When I opened my closet and realized that over 50% of the space in there is dedicated to beer stuff, and the garage is 25% beer stuff.
 
you drive to the HB store in the middle of a blizzard (me today), to buy new toys and new ingredients because your primary is empty, and you really can't wait any longer for that bottle sanitizer even though it will be weeks before you can use it.

you picked your first carboy out of the garbage, and you brew beer in it. (me)
 
You own 7 refrigeration units and only one of them contains food.
 
according to SWMBO i was muttering in my sleep last night about pros and cons of immersion chillers and plate chillers...
 
you sleep in an uncomfortably warm room because the space heater is putting a carboy through a diacetyl rest...and its your roommate's beer, not yours (he won't take care of it properly)
 
You donate your dining set so the dining room has space for a kegerator and fermentation chiller...

Your girlfriend says the jars in the fridge have gone bad. You take a look and realize she's talking about your yeast bank...

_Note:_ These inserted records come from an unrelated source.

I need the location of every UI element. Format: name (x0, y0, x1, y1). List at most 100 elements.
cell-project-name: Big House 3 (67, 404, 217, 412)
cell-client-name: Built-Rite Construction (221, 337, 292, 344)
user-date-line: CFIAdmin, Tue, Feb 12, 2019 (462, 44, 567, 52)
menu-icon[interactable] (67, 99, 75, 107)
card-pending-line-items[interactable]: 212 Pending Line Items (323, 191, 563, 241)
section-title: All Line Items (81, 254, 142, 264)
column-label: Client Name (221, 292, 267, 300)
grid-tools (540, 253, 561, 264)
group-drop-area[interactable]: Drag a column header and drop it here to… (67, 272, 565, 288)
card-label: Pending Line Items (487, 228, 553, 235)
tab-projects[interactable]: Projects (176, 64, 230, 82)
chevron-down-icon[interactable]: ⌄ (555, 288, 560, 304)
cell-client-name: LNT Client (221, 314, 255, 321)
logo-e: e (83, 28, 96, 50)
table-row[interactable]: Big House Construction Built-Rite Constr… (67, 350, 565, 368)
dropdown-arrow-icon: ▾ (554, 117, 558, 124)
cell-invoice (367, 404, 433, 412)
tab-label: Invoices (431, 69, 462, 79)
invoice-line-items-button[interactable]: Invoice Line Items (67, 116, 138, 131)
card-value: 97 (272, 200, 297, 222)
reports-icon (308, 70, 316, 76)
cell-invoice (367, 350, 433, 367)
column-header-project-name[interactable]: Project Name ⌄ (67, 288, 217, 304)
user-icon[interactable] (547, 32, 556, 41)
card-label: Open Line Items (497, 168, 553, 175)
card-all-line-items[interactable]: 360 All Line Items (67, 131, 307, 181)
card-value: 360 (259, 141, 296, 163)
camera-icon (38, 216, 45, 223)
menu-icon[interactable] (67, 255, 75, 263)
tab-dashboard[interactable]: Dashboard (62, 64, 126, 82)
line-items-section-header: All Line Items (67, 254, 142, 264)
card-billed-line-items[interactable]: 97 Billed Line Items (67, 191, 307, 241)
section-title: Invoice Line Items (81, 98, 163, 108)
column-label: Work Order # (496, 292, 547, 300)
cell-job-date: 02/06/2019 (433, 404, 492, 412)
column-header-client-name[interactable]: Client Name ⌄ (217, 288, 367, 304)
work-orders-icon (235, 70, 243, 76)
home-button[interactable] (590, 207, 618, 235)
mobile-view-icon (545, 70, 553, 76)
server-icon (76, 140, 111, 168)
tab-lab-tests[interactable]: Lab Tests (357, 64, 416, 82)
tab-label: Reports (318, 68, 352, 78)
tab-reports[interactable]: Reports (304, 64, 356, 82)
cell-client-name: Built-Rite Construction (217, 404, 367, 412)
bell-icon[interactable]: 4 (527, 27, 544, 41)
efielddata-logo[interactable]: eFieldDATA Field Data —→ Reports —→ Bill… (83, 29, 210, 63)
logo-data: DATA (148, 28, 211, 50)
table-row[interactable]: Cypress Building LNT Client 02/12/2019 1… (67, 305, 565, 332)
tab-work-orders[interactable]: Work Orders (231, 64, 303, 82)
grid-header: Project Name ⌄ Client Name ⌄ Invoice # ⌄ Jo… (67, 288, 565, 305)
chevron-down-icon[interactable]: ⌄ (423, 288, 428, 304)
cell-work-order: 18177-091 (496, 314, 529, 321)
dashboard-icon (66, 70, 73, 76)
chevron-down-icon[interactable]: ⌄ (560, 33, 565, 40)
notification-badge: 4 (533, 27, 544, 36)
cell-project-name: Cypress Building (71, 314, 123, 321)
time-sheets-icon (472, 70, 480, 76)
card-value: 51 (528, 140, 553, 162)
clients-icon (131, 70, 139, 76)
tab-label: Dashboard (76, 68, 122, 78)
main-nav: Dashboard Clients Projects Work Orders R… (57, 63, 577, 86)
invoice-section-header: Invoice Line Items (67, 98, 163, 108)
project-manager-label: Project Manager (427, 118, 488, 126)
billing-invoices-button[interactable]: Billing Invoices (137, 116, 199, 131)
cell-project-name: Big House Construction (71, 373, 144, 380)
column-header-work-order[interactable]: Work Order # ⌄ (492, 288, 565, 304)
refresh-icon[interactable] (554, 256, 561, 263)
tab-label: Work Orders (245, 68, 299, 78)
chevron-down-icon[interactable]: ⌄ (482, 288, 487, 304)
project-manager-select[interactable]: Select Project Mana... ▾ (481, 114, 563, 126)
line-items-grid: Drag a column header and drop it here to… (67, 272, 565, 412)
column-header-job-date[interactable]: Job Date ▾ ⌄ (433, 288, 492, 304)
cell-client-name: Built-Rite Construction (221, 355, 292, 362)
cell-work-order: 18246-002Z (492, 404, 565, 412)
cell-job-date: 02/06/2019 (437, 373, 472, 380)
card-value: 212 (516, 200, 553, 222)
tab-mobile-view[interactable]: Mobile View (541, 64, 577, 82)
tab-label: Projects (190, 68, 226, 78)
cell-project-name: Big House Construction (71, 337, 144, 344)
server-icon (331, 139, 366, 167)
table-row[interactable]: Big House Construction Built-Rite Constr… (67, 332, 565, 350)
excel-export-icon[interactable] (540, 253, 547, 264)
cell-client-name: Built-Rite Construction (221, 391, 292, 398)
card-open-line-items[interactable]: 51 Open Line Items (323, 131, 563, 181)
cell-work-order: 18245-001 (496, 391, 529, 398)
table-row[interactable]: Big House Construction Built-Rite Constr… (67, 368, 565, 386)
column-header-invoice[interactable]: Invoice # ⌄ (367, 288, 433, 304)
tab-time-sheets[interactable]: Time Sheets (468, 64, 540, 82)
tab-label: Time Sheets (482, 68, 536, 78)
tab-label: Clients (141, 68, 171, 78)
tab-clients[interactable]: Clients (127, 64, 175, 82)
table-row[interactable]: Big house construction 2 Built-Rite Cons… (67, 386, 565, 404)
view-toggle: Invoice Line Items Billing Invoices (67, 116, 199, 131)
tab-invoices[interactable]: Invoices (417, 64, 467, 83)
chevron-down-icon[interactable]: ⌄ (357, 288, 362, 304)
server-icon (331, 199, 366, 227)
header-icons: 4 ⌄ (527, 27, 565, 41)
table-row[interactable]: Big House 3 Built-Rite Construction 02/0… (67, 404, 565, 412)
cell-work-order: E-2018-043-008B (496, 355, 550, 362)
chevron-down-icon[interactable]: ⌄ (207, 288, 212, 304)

You keep collecting kegs and bottles because you're brewing faster than your friends and family and neighbors and dog and strangers and you can drink...
 
You call your wife from work to ask if your primary started bubbling and when she replies she doesnt know you ask her very kindly to sit and watch for a few minutes too check.
I did that today
 
...you are thrilled to have HBT mobile access so that you can check the site and post while on the sh!tter.
 
When you try to convince your wife that you are actually "saving" money everytime you brew. Little does she know that the equipment costs alone will take 20years to break even!
 
You meantion the kegerator in your garage without hesitation.... because doesn't everyone have one?
 
you entertain the idea of nameing your kids after types of hops... Simcoe will be my first born.
 
Your deployed half way arround the world working 12~14 hours a day 6 days a week and still manage to keep up with this site :)

Your upset you didn't get to brew one last batch to age while you were deployed for 4 months
 
When a big snow storm is about to hit and you send your SWMBO to the store for bread and milk and you head to the LHBS to get brewing supplies just in case you are snowed in you will still be able to brew.

Or you are hope you get snowed in and can use it as excuse to brew. "well we are snowed in, guess I can kill this down time by brewing"
 
Commercial beers you used to like taste like crap!

I know I'm about to run out of the IPA I have kegged, and it's at least a week before the next batch can be tapped (and it will be green at that), so I went to the local store and bought a 12 pack of SN pale ale, and a sixer of torpedo...

Used to like 'em.. now I hate 'em... All bitter and no flavor... not smooth at all..

What hops do they use in those anyways?

Once my pipeline is firmly established, I'm gonna do everything I can to make sure it never is interrupted again!